On Monday, we will finish up Chapter 4 of the course packet by talking about interactions between numerical and categorical variables. Topics include:

  • interpreting main effects and interactions in models with both a numerical and a categorical predictor (changing the intercept vs. changing the slope). See TenMileRace.R and LifeExpectancy.R from the “R Scripts” tab.
  • detecting interactions of numerical and categorical variables graphically (parallel lines, versus lines with different slopes)
  • correlation among the predictors in a regression model (collinearity).

We will then turn our attention to Chapter 5 of the course packet. A lot of this you will have covered in the videos from last week. We’ll briefly review two key topics:

  • sampling distributions and standard errors
  • bootstrapping (using the TenMileRace.R script)

In class, we will practice bootstrapping in a regression model by revisiting two recent homework problems: finishing times in a ten-mile road race, and economic growth versus life expectancy in three different groups of countries.

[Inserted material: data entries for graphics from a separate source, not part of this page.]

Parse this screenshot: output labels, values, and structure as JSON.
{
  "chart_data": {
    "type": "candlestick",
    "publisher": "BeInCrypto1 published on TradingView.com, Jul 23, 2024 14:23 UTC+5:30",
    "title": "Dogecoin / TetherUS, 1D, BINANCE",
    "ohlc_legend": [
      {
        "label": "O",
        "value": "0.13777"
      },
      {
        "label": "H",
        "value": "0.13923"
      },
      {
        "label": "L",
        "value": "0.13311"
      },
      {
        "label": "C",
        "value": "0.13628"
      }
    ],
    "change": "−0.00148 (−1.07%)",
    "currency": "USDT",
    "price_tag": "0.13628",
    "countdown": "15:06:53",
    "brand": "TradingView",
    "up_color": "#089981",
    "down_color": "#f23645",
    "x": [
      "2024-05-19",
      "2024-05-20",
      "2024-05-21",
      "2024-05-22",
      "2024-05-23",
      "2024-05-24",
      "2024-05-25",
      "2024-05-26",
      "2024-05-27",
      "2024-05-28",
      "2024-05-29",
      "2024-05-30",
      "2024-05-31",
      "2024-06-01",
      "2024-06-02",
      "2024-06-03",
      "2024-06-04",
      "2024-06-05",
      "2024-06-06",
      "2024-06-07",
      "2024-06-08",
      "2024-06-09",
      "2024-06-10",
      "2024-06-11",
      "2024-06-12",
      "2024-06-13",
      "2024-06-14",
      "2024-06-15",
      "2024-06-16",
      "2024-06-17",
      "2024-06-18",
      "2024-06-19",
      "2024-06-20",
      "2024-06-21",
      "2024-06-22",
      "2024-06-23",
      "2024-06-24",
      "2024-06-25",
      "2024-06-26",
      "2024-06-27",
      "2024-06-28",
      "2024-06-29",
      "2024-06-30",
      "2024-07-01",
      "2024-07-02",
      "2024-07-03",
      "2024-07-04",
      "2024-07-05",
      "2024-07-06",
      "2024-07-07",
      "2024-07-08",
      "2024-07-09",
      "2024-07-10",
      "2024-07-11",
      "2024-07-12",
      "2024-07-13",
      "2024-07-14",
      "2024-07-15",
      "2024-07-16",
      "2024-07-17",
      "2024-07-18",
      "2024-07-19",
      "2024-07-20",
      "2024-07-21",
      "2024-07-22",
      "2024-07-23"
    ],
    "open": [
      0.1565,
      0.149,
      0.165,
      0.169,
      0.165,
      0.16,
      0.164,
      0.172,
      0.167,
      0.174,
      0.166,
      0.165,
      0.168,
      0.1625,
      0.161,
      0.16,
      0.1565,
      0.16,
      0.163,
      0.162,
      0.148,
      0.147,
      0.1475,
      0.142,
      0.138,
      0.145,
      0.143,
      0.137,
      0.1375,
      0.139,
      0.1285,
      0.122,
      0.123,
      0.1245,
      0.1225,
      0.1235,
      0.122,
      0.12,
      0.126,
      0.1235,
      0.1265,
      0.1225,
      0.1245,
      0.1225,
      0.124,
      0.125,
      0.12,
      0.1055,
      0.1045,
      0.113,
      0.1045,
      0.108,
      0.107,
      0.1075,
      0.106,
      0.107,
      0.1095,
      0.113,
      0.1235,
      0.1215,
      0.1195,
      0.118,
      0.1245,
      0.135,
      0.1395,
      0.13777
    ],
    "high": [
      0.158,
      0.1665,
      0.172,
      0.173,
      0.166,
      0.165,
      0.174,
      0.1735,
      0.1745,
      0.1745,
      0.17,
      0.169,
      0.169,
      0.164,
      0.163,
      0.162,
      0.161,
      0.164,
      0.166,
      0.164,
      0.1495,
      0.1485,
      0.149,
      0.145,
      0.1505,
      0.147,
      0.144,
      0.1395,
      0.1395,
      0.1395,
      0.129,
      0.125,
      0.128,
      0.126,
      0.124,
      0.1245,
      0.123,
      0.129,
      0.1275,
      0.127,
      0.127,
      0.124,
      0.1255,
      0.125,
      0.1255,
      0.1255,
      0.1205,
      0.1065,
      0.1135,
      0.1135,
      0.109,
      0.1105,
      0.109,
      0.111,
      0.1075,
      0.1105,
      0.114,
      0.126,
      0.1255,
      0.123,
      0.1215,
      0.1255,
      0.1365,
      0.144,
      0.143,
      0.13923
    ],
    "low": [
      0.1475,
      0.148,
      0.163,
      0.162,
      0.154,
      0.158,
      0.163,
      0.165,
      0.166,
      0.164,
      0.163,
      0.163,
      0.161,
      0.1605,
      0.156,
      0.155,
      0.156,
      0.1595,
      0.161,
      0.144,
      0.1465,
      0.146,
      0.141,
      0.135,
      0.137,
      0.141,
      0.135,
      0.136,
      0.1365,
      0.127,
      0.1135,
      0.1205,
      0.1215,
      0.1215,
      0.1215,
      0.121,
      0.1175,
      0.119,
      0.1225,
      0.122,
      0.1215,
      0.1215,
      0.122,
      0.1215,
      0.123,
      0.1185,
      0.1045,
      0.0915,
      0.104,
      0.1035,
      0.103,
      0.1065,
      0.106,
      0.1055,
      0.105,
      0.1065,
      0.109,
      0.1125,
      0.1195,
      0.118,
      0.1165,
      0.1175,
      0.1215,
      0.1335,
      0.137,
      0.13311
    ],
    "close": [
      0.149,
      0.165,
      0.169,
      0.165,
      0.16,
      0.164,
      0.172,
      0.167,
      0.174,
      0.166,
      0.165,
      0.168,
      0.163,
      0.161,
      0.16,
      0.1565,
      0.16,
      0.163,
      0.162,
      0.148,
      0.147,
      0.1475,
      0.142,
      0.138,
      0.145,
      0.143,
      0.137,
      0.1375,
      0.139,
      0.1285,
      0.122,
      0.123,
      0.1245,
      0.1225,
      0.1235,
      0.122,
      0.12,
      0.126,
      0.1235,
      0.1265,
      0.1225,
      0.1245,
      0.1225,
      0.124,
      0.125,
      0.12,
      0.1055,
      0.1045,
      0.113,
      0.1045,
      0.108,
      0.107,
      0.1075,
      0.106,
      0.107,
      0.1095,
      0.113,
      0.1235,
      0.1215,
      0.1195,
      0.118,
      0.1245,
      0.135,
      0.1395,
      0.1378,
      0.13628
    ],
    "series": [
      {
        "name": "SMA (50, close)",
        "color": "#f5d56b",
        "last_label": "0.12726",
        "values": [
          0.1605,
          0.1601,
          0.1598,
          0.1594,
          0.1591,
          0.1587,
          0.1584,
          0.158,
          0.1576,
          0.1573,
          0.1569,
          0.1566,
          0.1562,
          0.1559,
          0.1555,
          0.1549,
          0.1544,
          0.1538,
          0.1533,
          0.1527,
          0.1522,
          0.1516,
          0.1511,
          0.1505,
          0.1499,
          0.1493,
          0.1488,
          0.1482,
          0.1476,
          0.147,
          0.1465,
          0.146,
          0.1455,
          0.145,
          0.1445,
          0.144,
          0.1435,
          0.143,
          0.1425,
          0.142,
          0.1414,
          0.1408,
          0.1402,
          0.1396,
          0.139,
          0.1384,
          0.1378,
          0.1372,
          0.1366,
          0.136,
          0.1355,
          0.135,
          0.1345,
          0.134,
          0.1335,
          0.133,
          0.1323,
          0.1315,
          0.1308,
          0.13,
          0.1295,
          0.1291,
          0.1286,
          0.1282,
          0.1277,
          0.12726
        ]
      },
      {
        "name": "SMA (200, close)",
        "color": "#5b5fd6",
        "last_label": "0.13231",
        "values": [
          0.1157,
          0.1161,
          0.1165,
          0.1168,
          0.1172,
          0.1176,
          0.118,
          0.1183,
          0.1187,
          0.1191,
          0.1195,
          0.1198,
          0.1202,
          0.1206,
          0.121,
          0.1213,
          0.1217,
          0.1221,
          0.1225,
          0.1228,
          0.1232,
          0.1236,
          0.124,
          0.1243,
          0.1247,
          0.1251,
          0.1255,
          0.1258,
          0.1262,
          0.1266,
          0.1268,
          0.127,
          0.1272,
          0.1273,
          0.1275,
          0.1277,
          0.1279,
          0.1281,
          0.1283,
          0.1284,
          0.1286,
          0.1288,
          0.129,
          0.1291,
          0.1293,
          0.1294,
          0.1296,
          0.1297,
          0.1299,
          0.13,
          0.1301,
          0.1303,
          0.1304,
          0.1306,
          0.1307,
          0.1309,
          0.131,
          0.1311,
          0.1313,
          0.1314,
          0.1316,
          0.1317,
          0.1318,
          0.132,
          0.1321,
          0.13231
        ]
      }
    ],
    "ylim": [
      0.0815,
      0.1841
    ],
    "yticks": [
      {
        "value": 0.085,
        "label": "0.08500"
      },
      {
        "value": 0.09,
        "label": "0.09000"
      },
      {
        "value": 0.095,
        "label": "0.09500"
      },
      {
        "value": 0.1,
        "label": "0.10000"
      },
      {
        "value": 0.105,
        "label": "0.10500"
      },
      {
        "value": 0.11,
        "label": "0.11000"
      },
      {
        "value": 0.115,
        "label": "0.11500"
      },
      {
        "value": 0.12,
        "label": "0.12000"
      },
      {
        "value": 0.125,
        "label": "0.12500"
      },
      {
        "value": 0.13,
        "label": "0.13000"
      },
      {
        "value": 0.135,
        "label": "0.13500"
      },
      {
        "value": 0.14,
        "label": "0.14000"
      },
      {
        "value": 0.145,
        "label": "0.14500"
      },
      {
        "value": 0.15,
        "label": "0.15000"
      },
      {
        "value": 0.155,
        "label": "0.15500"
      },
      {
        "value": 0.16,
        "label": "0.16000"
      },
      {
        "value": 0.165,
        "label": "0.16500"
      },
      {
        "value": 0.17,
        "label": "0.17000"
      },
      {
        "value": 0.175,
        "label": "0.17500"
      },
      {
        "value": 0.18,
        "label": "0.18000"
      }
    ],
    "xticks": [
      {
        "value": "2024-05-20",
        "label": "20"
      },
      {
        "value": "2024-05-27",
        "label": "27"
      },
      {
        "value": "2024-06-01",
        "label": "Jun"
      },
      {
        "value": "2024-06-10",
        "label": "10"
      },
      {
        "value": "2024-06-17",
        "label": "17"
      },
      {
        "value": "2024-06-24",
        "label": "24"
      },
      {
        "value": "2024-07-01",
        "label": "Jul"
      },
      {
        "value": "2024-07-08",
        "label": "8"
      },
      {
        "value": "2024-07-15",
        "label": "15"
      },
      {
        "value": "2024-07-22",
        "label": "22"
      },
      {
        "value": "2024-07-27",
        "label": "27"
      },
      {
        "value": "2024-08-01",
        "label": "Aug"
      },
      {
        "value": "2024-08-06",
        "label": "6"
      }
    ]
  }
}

Time allowing, we will then talk about two more advanced topics in Chapter 5:

  • confidence intervals
  • the normal linear regression model

On Wednesday, we will finish the material from Monday. We will then start Chapter 6 of the course packet on multiple regression. The key idea here is that of a partial relationship between two variables in a multiple-regression model. The lecture material here is all covered in the videos (see below). During class time, we will work on a case study on gas prices in Austin. This is your main homework problem this week.

Software

Outside of class, complete the following R walkthroughs.

For Wednesday of this week:

  • The wage gap: an introduction to multiple regression; quantifying uncertainty in a multiple regression model by bootstrapping.

For Monday of next week:

  • Current population survey: the affect of collinearity on the estimated coefficients and ANOVA table in a multiple regression model.

Readings

If you haven’t yet finished reading Chapter 5, then please do so. Then read Chapter 6 of the course packet: through page 135 by Wednesday (reading until the section on “Using multiple regression to address real-world questions”), and the rest of the chapter by next Monday. Note that in order to complete your homework, you’ll need some of the ideas from the latter half of Chapter 6 (i.e. the part you should have read by next Monday), particularly the use of the bootstrap to quantify uncertainty in a multiple regression model.

Videos

For Wednesday of this week (Week 5):

  • Partial relationships: using multiple regression to estimate a partial relationship between two variables, holding another variable constant.

For Monday of next week (Week 6). Useful for thinking about the gas-prices case study:

  • Using multiple regression: a real-world application of multiple regression to answer some questions about the real-estate market in Saratoga, NY.

Exercises

Exercises 4 this week are about quantifying uncertainty and multiple regression modeling. They are due in class on February 19.